Morais betonte die Bedeutung des Wohnungsbaus für die Ankurbelung der Wirtschaft und seine Auswirkungen auf Bereiche wie Stadtmobilität und Sicherheit. Er erinnerte daran, dass Umsiedlung und Stadterneuerung die Stadtzentren sicherer und lebendiger gemacht hätten.

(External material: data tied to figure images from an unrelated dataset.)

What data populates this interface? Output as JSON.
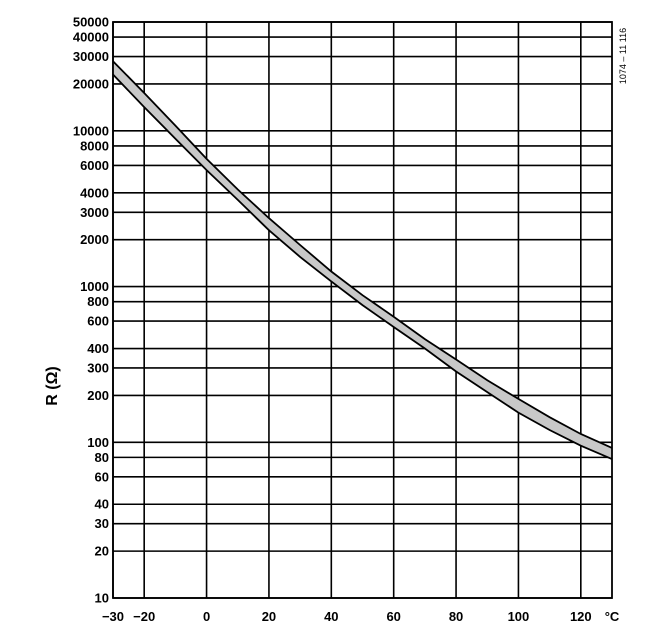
{
  "chart_data": {
    "type": "line",
    "title": "",
    "xlabel": "",
    "ylabel": "R (Ω)",
    "x_unit": "°C",
    "figure_code": "1074 – 11 116",
    "y_scale": "log",
    "grid": true,
    "xlim": [
      -30,
      130
    ],
    "ylim": [
      10,
      50000
    ],
    "x_ticks": [
      -30,
      -20,
      0,
      20,
      40,
      60,
      80,
      100,
      120
    ],
    "x_tick_labels": [
      "−30",
      "−20",
      "0",
      "20",
      "40",
      "60",
      "80",
      "100",
      "120"
    ],
    "y_ticks": [
      10,
      20,
      30,
      40,
      60,
      80,
      100,
      200,
      300,
      400,
      600,
      800,
      1000,
      2000,
      3000,
      4000,
      6000,
      8000,
      10000,
      20000,
      30000,
      40000,
      50000
    ],
    "y_tick_labels": [
      "10",
      "20",
      "30",
      "40",
      "60",
      "80",
      "100",
      "200",
      "300",
      "400",
      "600",
      "800",
      "1000",
      "2000",
      "3000",
      "4000",
      "6000",
      "8000",
      "10000",
      "20000",
      "30000",
      "40000",
      "50000"
    ],
    "band_fill": "#c8c8c8",
    "series": [
      {
        "x": [
          -30,
          -20,
          -10,
          0,
          10,
          20,
          30,
          40,
          50,
          60,
          70,
          80,
          90,
          100,
          110,
          120,
          130
        ],
        "values": [
          28000,
          17500,
          10800,
          6600,
          4200,
          2750,
          1850,
          1250,
          880,
          640,
          460,
          340,
          250,
          190,
          145,
          113,
          92
        ]
      },
      {
        "x": [
          -30,
          -20,
          -10,
          0,
          10,
          20,
          30,
          40,
          50,
          60,
          70,
          80,
          90,
          100,
          110,
          120,
          130
        ],
        "values": [
          23000,
          14200,
          8900,
          5600,
          3600,
          2300,
          1550,
          1080,
          760,
          550,
          400,
          285,
          210,
          155,
          120,
          95,
          78
        ]
      }
    ]
  }
}
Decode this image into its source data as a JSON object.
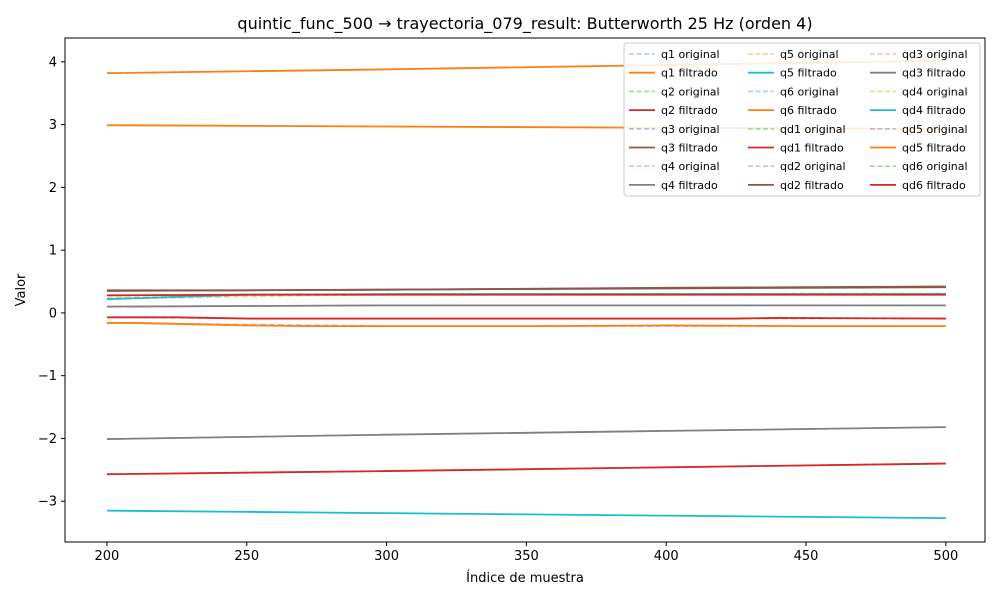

"Niemand sollte dazu verurteilt werden, in einer Hütte zu leben", erklärte er und stellte klar, dass das Ziel der öffentlichen Politik darin bestehe, "bedürftigen Menschen öffentlichen Wohnraum zur Verfügung zu stellen". Er plädierte dafür, Kritik am Bauwesen und "Beton" zu begegnen und versicherte, dass ökologische Nachhaltigkeit mit dem Bauen vereinbar sei. Abschließend bekräftigte er die Dringlichkeit einer nationalen städtischen Reserve, da "die wahre Entwicklung eines Landes beginnt, wenn die Menschen einen Ort haben, den sie ihr Zuhause nennen können."